The discharge of South Branch Newport Creek at its headwaters ranges from 0.010 to 0.133 cubic feet per second, with an average of 0.052 cubic feet per second. The discharge of the creek downstream of UNT 28346 ranges from 0.085 to 2.276 cubic feet per second and the average discharge is 0.933 cubic feet per second. Below the Sheatown Discharge, it ranges from 0.127 to 4.492 cubic feet per second, with an average of 1.644 cubic feet per second. Above the mouth, it ranges from 0.424 to 5.284 cubic feet per second and the average is 2.216 cubic feet per second.

==Geology, geography, and climate==
South Branch Newport Creek is entirely in the ridge and valley geographical region of the Appalachian Mountains. The southern part of the watershed is on Little Wilkes-Barre Mountain.

79 percent of the rock in the watershed of South Branch Newport Creek belongs to the Llwellyn Formation. 7 percent belongs to the Pottsville Group, 7 percent belongs to the Mauch Chunk Formation, and 7 percent belongs to the Pocono Formation. 70 percent of the soil in the watershed is of the Udorthents-Urban Land-Volusia series. The remaining 30 percent belongs to the Lackawanna-Arnot-Morris series.

The Llwellyn Formation occupies all of the northern and central reaches of the South Branch Newport Creek watershed. South of the Llwellyn Formation is the Pottsville Formation. South of the Pottsville Formation is the Mauch Chunk Formation and then the Pocono Formation. The southernmost reaches of the watershed are occupied by rock of the Duncannon Member formation. The area near the mouth of the creek, it flows over a coal sheet called Sheet III. South of the middle reaches of the tributary Reservoir Creek, all of the soil belongs to the Lackawanna-Arnot-Morris series. North of this area, the soil all belongs to the Udorthents-Urban Land-Volusia series.

There is some drift on the banks of South Branch Newport Creek, but not as much as on Newport Creek itself.

The average annual rainfall in the South Branch Newport Creek watershed is 43.5 in. The average runoff is 1.03 in per year.

==Watershed==
South Branch Newport Creek's watershed has an area of 5.05 square miles. 58 percent of the land is forested land, 28 percent is developed land, 13 percent is agricultural land, and 1 percent of the land is in other categories. Most of the watershed is in Newport Township and Nanticoke, but the southwestern edge of the watershed is on the border between Newport Township and Slocum Township.

Most of the developed land in the South Branch Newport Creek watershed is in the central part of the watershed, around the community of Wanamie or in the northeast part of the watershed, in Nanticoke. Forested land is found throughout the watershed, except for the northeast part.

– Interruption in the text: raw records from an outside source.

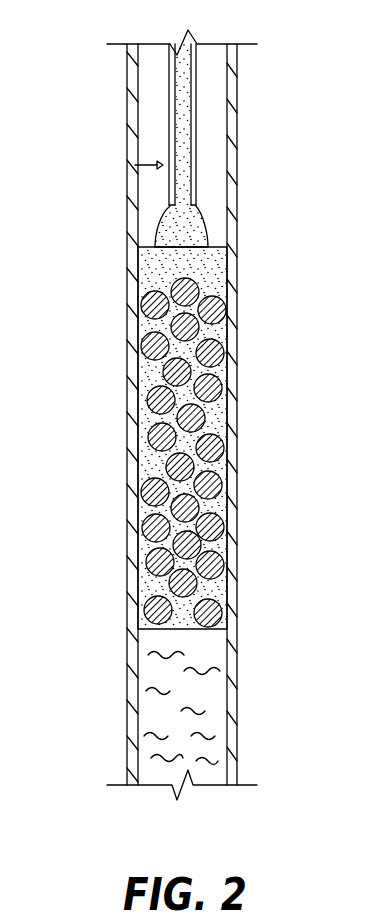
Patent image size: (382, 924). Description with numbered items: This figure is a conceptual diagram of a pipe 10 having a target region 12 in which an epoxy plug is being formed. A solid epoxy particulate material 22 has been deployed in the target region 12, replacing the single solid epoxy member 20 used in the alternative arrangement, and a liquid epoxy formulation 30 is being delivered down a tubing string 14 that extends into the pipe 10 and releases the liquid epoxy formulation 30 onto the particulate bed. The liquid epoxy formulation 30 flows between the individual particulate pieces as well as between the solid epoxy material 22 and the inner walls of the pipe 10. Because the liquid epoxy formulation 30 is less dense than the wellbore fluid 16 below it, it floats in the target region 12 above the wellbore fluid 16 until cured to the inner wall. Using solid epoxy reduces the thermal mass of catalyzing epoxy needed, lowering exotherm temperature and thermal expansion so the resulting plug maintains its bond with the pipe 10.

The pipe 10 is at (233, 147).
The target region 12 is at (117, 247).
The tubing string 14 is at (168, 133).
The wellbore fluid 16 is at (210, 684).
The solid epoxy member 20 is at (225, 621).
The solid epoxy particulate material 22 is at (225, 308).
The liquid epoxy formulation 30 is at (137, 265).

Agricultural land is mostly found in the central part of the watershed and disturbed land is mostly found in the western reaches of it.

The headwaters of South Branch Newport Creek can be accessed by State Route 3004.

In the late 1800s, there was a swamp at the headwaters of South Branch Newport Creek.

==History==
In 1874, there was a large release of quicksand at the Alden shaft on South Branch Newport Creek. Several collieries discharged into South Branch Newport Creek in the early 1900s.